Biden's campaign chair Jen O'Malley Dillon and senior advisers Mike Donilon and Steve Ricchetti will brief Senate Democrats at a lunch on Thursday, Biden's campaign said.

Asked to comment on Pelosi's remarks and Clooney's article, Biden's campaign pointed to a letter he sent Democrats in Congress saying he was "firmly committed" to staying in the race and beating Trump.

Asked at the NATO summit whether he still had Pelosi's support, Biden responded by raising a triumphant fist.

Other Democrats echoed Pelosi on Wednesday, however, suggesting Biden's efforts to quell dissent within his party had not succeeded. Democratic Senator Richard Blumenthal said he was "deeply concerned" about Biden's ability to win the race.

In Dallas, Vice President Kamala Harris, the party frontrunner to replace Biden if he were to step aside as the Democratic candidate, spoke to a group of some 19,000 people at an event of the historically Black Alpha Kappa Alpha Sorority.

The election is the most "existential" and consequential of their lifetimes, Harris said to a crowd that chanted, "Four More Years!"


In his opinion piece, Clooney wrote: "It's devastating to say it, but the Joe Biden I was with three weeks ago at the fund-raiser was not the Joe 'big F-ing deal' Biden of 2010. He wasn't even the Joe Biden of 2020. He was the same man we all witnessed at the debate," Clooney wrote.

"We are not going to win in November with this president. On top of that, we won't win the House, and we're going to lose the Senate."

Democrats in Congress remain deeply divided over whether to fall in line behind Biden or to urge him to step aside because of persistent questions about his health and acuity. U.S. Representative Earl Blumenauer on Wednesday became the ninth Democratic member of the House of Representatives to call for the president to end his re-election campaign.

Public defections remain a small segment of the 213 Democratic-aligned House members, and the party's leadership has continued to back Biden publicly. No Senate Democrat had broken ranks until Welch's op-ed on Wednesday, although Senator Michael Bennet of Colorado said on Tuesday he did not believe Biden could beat Trump.

Biden, eager to change the story, has surrounded himself with communities of his staunchest supporters, including Black Democratic lawmakers and voters.

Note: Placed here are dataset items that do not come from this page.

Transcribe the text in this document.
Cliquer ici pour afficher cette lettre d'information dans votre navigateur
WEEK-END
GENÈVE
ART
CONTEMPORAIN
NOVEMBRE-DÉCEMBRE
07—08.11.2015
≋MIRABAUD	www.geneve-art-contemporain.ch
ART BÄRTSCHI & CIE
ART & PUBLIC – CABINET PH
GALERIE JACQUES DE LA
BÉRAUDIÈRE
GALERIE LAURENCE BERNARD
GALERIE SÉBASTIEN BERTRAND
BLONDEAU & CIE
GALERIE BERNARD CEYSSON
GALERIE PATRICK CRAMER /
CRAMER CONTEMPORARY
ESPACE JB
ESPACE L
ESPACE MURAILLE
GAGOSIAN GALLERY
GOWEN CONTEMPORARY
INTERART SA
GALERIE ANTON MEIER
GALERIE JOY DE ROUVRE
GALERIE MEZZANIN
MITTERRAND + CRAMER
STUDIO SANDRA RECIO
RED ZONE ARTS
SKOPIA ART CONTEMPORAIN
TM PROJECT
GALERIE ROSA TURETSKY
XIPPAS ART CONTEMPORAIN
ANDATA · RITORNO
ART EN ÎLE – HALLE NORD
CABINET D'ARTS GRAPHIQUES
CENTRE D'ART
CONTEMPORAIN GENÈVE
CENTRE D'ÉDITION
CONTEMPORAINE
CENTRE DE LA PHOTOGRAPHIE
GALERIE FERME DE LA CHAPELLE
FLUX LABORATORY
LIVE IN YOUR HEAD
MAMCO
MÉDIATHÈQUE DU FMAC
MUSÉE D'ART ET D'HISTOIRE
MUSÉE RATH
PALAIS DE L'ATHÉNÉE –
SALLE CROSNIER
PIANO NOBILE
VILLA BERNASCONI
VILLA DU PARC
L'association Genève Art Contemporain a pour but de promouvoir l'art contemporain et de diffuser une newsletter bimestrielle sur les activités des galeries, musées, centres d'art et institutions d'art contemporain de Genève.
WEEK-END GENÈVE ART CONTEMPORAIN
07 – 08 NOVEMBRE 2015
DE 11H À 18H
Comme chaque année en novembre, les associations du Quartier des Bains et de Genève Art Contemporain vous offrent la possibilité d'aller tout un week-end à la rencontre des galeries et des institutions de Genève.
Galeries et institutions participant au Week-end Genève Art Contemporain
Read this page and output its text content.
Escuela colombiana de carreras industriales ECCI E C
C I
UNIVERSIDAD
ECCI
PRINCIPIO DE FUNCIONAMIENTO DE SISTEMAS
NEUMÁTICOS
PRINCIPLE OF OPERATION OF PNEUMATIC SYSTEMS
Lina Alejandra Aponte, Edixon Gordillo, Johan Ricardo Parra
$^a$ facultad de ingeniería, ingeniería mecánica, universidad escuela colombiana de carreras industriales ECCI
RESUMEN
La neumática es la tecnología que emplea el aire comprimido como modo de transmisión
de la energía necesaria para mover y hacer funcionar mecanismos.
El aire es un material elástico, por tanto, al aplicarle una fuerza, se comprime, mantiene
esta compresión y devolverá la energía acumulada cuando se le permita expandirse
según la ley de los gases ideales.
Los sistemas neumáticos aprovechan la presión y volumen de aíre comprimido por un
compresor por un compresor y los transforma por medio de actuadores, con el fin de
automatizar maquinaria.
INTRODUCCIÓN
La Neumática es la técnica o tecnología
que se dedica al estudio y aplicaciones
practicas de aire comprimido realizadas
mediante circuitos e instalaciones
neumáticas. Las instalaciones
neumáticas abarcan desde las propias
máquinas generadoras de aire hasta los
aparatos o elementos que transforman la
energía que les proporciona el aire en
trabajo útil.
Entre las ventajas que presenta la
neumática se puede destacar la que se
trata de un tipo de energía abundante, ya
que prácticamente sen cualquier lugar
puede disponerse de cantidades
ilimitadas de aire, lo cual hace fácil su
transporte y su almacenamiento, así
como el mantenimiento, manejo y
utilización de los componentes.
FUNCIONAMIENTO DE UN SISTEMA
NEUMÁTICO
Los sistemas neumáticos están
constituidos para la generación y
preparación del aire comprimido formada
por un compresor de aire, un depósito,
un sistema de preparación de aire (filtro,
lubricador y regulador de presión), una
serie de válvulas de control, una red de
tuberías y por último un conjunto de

His campaign has framed sticking with Biden as a return of the loyalty he has shown them through his half-century of public life.

Biden was greeted with raucous applause when he met on Wednesday with a group of labor leaders, an important part of his political base, joining an AFL-CIO executive council meeting in Washington to discuss "their shared commitment to defeating Donald Trump," the Biden campaign said.

Biden listed high rents, expensive groceries and a lack of housing as issues to be tackled going forward.

Labor votes helped Biden defeat Trump in competitive states, including Michigan, Nevada and Pennsylvania, in 2020.